Run john the ripper on several servers / password files

For sysadmins: I will give you an idea of how to test for week passwords on several servers.

First, collect all /etc/shadow from every server into a single directory (”passwordcheck”) on your own machine and name each of the files like the servername.

I assume that you have a ssh key installed on your user account on all of your servers.
Insecure: The ssh-commands below might give away your password to other users.

On your own machine, do:

mkdir ~/passwordcheck
cd ~/passwordcheck
 
for i in server1.rolfs.no server2.rolfs.no
do
 ssh $i "echo \"YourSudoPassword\" | sudo -S cat /etc/shadow" | tee ~/passwordcheck/$i
done

Prepare before running John the ripper:

cd ~/passwordcheck/ 
cat * > huge-file.pwd

Then run john the ripper to find insecure passwords:

john huge-file.pwd

After running john for a while, it will have created a john.pot with passwords it has found. Then it’s time to find out what servers it has found passwords on. Here is a script example on how to make it easy visable. Might also be implementable with mail-warnings or other ways to alert the user.

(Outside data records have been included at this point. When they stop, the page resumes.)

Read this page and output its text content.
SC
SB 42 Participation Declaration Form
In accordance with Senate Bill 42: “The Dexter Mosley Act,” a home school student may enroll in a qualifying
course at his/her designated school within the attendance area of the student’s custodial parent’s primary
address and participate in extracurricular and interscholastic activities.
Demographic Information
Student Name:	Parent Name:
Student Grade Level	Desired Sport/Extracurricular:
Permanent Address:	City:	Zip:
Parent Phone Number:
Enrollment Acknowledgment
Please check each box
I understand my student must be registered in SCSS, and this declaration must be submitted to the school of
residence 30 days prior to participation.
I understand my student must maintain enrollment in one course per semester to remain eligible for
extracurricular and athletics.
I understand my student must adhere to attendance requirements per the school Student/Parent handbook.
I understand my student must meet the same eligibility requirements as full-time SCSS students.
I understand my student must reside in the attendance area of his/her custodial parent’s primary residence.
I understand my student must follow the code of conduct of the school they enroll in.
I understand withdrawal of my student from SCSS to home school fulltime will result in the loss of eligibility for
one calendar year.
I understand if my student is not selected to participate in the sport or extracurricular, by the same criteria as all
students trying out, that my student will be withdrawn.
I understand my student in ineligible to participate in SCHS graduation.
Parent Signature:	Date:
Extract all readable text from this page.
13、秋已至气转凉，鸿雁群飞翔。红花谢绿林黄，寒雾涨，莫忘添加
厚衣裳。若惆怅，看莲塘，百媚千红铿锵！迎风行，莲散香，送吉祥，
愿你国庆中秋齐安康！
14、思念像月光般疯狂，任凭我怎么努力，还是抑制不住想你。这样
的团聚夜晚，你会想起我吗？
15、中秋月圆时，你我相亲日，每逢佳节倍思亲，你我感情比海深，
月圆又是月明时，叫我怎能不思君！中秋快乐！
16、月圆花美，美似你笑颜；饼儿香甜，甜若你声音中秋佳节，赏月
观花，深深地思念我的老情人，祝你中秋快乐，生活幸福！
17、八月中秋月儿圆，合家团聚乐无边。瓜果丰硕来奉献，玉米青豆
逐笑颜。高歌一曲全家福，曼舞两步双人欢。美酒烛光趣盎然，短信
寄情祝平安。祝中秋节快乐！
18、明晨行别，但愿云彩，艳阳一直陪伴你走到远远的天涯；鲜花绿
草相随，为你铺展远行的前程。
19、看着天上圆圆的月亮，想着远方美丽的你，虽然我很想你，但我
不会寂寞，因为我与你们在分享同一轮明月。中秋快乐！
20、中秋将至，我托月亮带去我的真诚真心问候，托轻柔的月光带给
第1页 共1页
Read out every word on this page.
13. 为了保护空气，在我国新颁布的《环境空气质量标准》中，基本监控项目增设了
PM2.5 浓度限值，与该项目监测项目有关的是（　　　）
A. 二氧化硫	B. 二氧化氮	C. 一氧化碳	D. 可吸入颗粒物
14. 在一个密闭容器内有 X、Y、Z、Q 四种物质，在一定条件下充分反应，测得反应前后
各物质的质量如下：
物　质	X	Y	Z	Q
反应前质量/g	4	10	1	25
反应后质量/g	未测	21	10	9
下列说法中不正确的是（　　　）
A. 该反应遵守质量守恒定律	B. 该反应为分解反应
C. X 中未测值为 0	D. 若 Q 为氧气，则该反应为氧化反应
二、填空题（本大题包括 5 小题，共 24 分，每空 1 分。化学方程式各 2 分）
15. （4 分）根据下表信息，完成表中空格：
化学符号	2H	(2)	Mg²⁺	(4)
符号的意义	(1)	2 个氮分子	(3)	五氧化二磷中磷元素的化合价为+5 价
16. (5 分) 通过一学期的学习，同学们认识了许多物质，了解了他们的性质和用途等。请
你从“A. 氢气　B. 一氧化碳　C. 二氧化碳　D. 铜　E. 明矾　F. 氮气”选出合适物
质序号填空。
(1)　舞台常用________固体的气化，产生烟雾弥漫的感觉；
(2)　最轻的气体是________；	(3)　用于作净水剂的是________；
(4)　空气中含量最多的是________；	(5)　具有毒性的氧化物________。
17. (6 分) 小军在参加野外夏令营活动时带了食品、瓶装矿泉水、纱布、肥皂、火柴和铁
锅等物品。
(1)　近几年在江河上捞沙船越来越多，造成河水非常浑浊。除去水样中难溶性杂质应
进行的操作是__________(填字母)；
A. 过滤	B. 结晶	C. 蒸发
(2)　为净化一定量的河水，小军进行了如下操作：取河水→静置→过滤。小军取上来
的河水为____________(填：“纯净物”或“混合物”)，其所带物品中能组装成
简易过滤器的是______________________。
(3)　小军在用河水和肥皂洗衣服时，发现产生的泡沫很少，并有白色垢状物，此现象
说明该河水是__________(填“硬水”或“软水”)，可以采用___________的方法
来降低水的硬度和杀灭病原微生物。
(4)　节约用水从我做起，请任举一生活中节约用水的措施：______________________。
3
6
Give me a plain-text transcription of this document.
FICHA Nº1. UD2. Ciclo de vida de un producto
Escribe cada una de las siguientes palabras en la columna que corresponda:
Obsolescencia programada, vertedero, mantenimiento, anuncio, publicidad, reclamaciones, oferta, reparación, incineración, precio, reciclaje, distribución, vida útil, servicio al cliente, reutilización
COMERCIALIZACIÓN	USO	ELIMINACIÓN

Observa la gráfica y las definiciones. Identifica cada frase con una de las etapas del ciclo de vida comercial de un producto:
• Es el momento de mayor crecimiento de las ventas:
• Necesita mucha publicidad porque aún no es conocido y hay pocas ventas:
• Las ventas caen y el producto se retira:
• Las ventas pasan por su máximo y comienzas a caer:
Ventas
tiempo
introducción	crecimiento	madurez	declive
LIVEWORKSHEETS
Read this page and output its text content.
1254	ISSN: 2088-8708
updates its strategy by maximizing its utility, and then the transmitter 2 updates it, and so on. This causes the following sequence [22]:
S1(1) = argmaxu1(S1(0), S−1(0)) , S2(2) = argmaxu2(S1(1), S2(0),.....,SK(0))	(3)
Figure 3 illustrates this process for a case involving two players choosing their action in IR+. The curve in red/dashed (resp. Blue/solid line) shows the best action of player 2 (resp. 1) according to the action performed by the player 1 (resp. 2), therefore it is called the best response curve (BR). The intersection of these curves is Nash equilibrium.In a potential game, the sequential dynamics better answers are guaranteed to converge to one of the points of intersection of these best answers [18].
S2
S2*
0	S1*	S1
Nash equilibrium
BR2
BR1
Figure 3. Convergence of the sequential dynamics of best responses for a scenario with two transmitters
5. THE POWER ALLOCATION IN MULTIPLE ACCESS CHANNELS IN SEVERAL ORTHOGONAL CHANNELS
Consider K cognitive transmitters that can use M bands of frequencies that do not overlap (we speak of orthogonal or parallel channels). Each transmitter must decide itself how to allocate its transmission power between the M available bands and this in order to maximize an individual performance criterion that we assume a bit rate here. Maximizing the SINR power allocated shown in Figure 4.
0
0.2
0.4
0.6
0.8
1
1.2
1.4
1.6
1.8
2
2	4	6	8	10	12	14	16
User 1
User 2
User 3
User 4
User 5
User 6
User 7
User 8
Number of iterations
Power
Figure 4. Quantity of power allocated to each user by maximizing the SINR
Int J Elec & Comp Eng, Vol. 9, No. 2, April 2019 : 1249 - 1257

for line in `cat john.pot`
do
        shadow=`echo $line |cut -d\: -f1`
        pass=`echo $line |cut -d\: -f2`
        user=`grep $shadow huge-file.pwd | cut -d\: -f1`
        server=""
        for file in *
        do
                if [ "x$file" != "xhuge-file.pwd" -a "x$file" != "xjohn.pot" ]; then
                        grep $shadow $file -q && {
                                server="$server $file"
                        }
                fi
 
        done
        echo user: $user pass: $pass
        echo servers: $server
        echo shadow: $shadow
        echo ....
done

Here is a example output of running the script:

....
user: user1 pass: password
servers: server1.rolfs.no
shadow: $1$YjC9XoNj$Hkq3ExyqPLD/3Fk.Z5DCP/
....
user: user2 pass: password1
servers: server2.rolfs.no
shadow: $1$iqzoX.8W$0u/vt.eGC3HeMlUTauvYh1
....

You might run into problems if two or more user has equal shadow passord strings, but I guess you will be able to sort that out.